Looking at the “Related Searches” table it is clear that many of the terms like “election,” “presidential election,” and “election polls” are generic terms not specific to the 2016 election, likely accounting for the 2004 spike. However, the second most related term is “2016,” a generic search for anything to do with the year 2016 including the 2016 Olympics, various 2016 model year automobiles, and other major 2016 events, with the presidential election accounting for only a fraction of those searches. Exploring further, searches relating to 2016 seem to exhibit a very similar upwards trend, suggesting that 2016-related searches are driving the upwards curve seen in the Google Trends Topic. Searching for just the word “election” instead yields a relatively stable search profile that shows no appreciable growth in 2015 compared with past years and where current search levels are no higher than in the lead up to any of the past elections.

That leaves the critical question of which of these graphs is correct? Did search interest in the 2016 election really peak over a decade ago and ramp up again starting right after Obama was reelected? Or are searches on the election relatively stable and no higher than before any previous election of the past decade? Without further information, such as an exhaustive list of all of the terms included under the 2016 election Topic and their relative contributions, it is simply impossible to know which is the “correct” timeline. Indeed, in the “big data” era analyses are frequently based on such predefined aggregations and filtering operations that are largely opaque with little visibility into what decisions they are making.

We see here two key themes at work – the impact of a multilingual web on search disambiguation and the opaqueness of the data filtering that often has substantial influence on the results we receive from our analyses. Google’s use of predefined Topics to group together translations and alternative spellings and names for a theme is a powerful first step towards moving beyond linguistic boundaries when examining macro-scale search behavior. On the other hand, linguistic ambiguity can confound the findings of such groupings, both from the standpoint of ambiguous words that have different meanings in different languages, and questionable inclusions, like the terms leading to a high correlation with “2016” in the case of the presidential election. Greater transparency is therefore needed before approaches like that used by Topics can enter mainstream use. Adding an interface that allows for the display of all terms incorporated under a Topic, along with their relative contributions to the final results, and the linguistic, geographic, and terminological contextualization of each, along with the ability to edit the list to add and remove terms, would go a long ways towards addressing these issues.

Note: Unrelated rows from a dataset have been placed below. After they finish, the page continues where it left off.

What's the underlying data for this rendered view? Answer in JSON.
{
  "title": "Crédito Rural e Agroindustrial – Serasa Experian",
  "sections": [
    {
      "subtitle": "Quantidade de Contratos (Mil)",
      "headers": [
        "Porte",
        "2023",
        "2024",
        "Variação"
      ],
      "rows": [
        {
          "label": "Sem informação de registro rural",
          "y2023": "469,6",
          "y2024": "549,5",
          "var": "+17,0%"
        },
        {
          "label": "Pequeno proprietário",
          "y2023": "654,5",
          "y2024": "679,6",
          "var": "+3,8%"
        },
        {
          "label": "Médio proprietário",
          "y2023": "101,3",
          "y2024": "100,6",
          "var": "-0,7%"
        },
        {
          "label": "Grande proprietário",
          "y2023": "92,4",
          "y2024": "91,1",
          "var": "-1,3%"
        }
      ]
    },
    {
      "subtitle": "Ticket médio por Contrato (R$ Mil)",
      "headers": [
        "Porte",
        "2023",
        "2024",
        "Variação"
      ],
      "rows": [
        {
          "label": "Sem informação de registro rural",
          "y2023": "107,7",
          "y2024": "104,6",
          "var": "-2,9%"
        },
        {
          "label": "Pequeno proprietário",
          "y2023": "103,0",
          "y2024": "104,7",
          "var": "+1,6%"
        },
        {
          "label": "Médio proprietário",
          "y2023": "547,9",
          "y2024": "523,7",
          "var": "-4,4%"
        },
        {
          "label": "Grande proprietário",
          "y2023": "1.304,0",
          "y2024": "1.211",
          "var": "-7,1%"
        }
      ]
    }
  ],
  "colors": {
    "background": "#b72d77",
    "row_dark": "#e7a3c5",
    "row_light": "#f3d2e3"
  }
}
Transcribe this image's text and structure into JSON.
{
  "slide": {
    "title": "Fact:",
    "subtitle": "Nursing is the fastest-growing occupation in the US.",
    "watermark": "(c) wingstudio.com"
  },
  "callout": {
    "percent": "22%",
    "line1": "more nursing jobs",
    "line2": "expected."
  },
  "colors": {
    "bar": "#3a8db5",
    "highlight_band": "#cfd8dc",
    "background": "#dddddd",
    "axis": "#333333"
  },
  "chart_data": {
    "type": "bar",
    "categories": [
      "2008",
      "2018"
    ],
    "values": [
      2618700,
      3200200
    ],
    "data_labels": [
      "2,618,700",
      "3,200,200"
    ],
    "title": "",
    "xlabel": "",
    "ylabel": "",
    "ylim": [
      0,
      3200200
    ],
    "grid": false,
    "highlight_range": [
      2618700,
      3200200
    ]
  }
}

As the web expands from its origins as a small English-language informational exchange for academic researchers into a global information fabric spanning the world’s languages, these kinds of complexities are simply inherent growing pains as the world of information research rushes to catch up with our increasingly globalized world and we head towards a “post lingual” world in which language is no longer a constraining barrier on our understanding of the world around us.